For me, recovery is my Eretz Yisrael, and I've had to struggle to make it my reality. As I think most people who've dealt with eating disorders can attest, these illnesses are the epitome of self-inflicted cruelty, both physical and emotional. Mine was no exception--when I was deep in anorexia, I was the most profoundly miserable I have ever been...and yet, I was also strangely comfortable being so miserable. I knew intellectually that life in recovery was what I wanted, but was I willing to leave behind the security and familiarity of my eating disorder? For a long time--years--the answer was, no. I remember saying to my therapist, "I want to BE recovered, I just don't want to DO recovery." In other words, I wanted the end result, without having to endure the hard work and struggle necessary to achieve it.
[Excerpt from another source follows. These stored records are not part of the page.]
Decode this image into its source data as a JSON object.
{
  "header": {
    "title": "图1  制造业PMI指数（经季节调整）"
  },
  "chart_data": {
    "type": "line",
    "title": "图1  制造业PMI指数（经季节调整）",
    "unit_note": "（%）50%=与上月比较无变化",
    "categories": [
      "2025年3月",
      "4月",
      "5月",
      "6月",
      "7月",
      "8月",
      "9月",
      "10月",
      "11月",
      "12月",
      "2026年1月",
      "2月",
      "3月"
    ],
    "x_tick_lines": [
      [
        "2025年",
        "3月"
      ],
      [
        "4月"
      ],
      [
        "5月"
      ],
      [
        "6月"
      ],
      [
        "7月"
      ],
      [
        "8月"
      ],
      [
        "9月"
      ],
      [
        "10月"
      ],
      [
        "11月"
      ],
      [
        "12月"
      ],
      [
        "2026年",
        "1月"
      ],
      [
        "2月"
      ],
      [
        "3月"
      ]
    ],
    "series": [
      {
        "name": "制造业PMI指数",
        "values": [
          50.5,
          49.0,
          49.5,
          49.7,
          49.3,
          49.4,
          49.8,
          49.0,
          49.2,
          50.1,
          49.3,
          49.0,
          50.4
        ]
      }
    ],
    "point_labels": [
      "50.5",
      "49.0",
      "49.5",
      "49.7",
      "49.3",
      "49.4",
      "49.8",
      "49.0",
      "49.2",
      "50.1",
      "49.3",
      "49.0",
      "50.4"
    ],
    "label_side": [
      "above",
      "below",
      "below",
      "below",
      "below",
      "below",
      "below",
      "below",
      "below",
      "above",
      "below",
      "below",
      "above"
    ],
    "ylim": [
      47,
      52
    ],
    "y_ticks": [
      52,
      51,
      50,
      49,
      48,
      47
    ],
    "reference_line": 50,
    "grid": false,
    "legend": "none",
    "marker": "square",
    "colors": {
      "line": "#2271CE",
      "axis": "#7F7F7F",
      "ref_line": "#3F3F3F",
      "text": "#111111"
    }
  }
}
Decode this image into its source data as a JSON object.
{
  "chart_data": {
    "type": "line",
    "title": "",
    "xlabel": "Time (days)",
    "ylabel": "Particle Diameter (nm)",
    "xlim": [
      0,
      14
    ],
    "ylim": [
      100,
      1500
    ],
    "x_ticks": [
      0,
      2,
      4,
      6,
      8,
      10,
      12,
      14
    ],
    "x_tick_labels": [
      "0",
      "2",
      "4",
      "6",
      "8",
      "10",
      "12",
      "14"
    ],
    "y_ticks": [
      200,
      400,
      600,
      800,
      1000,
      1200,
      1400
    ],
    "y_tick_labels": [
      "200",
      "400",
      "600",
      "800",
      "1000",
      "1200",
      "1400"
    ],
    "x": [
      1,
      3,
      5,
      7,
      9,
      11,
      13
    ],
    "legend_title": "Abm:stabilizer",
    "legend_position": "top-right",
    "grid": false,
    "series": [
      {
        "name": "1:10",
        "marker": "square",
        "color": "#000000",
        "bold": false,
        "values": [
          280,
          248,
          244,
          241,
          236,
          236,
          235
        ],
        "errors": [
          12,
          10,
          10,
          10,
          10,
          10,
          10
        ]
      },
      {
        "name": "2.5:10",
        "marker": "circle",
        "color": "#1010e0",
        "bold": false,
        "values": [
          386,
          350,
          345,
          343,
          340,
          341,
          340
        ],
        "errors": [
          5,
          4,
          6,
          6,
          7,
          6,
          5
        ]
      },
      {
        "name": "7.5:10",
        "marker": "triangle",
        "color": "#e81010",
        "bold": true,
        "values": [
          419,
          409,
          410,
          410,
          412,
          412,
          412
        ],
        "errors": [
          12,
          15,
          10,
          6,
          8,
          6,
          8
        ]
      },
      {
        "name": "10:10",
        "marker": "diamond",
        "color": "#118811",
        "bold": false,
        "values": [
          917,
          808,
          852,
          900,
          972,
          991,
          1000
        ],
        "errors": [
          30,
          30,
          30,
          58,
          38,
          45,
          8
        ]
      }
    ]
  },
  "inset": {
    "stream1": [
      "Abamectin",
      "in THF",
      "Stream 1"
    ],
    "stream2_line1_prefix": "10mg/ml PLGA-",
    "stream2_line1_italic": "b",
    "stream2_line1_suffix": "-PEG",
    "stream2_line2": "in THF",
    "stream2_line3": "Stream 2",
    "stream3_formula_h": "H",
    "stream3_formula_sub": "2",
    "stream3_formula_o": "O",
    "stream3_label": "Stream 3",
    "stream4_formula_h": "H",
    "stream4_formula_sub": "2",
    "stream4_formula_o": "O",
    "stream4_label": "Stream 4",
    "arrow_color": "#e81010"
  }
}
I've found (surprise!) that this is not how recovery works. The point at which I really began to move towards recovery was when I was finally able to say, "I will do whatever it takes." I will eat the food, I will gain the weight, I will go to therapy, I will keep all my appointments, I will stop lying, I will not exercise, I will not self-harm...it was a daunting list of commitments that were often painful to keep, and each one demanded my full effort. That's not to say I was 100% on board with all of those at once--but I had to be open to the idea and willing to try. For many years, I was firmly on track to becoming one of those women who lives the rest of her life "managing" her eating disorder--functioning effectively, but definitely not free. Why? Because although I wanted recovery, I wasn't willing to do all the challenging work necessary to get there. Now, I know that I will never settle for that kind of life, because I have committed to undergoing the "hardships" of recovery so that I will reside permanently in my Promised Land.
And, here's the best part...although the initial stages of recovery definitely did feel like "hardships," the later stages just feel like normal life--sometimes bumpy, sometimes smooth, but always infinitely preferable to anorexia, and all the more precious because I know how hard I've had to work to get there. No amount of simply dreaming about recovery made it a reality for me--it was dreaming, coupled with action, pure and simple. For me, life in the land of Recovery truly has been earned through hardships--and has proven worth it in every way.